If I was in their position, facing the regulatory and taxation climate we're in now? With the only certainty, being that they are going to get mugged and bled even drier than they have been already? Hell yeah, I'd have a VERY hard time investing now too. I'd be a fool to even try.

You wanna keep looking at other cultures for their examples, here's a few. Look at Hong Kong... Dubai... perhaps even Singapore (not sure about the last one, but I think they fit with the other two).

Look into how they treat business interests there. Their tax burden, how much an investor has to go through to start a business and continue to do business there. Then look at the result in their economies.

Money moves a lot faster there, and taxes work best with lower rates, and faster moving money.

A dollar that stays clutched in your fist, in a business-hostile, heavy-tax, environment is worth zero.

A dollar that changes hands rapidly, in a business-friendly, light-tax, environment is worth thousands.

As for education... we have a few threats that insure our educational system will stay in decline.

No community involvement. (the current environment actually hinders this)

Unions. (as in most cases it seems, proficiency is irrelevant when it comes to employment. I always hated the union jobs I had. I was not allowed to earn more money than someone who was there longer than me, even tho I worked my ass off, and the person next to me gossiped more than her job. When you can't pay an employee according to their worth, or fire someone who isn't pulling their weight, or someone who is just plain incompetent? Because of a union? Then yeah... the union stops being the positive influence they were supposed to be.)

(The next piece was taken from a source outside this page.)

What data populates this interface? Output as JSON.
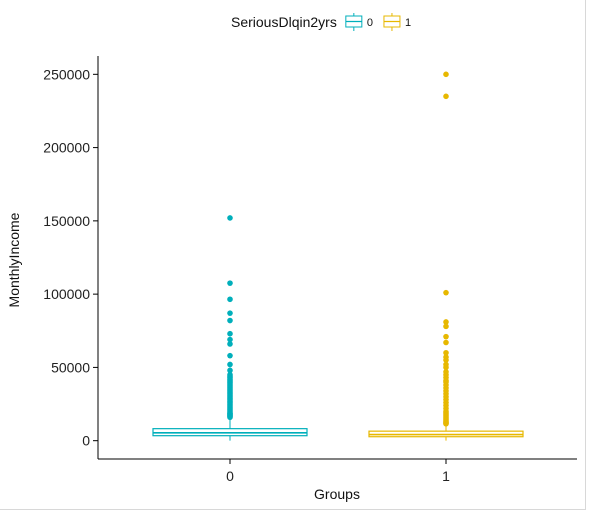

People who place more emphasis on ideology than reality. (if you're going to teach history, then teach history. not just the parts that further your ideology.)

Teaching to the lowest common denominator. (Schools are not made to make people feel good. They are made to challenge, and educate, and students will sink or swim on their own merits. I can't tell you how pissed off I was in high school english classes when the bulk of the class kept getting passed to the next grade when they could barely read, while I could read out loud fluently without hesitation, tested well, but would not get passed simply because I got fed up and would not do the daily 'make-work' anymore. When the #1 measure of what a child is learning, which are tests, count for so little, that straight A+'s on every single test and final exam, and absolutely zero make-work submitted, doesn't even let you pass with a D-? Then what possible value could the grade itself have in the first place.)

Education has a lot of problems,  but it isn't going to get fixed on the federal level. I'm not even sure it can be fixed on the state level.

Schools are a local issue, and the local communities are the ones who need to handle it, without interference from the nanny state, as they are the ones who are closest to the situation, and have the most at stake.

(btw, I am all for a voucher program, and let them give their voucher to whatever public or private school they wish to, with everything above that voucher amount, paid by the families themselves.)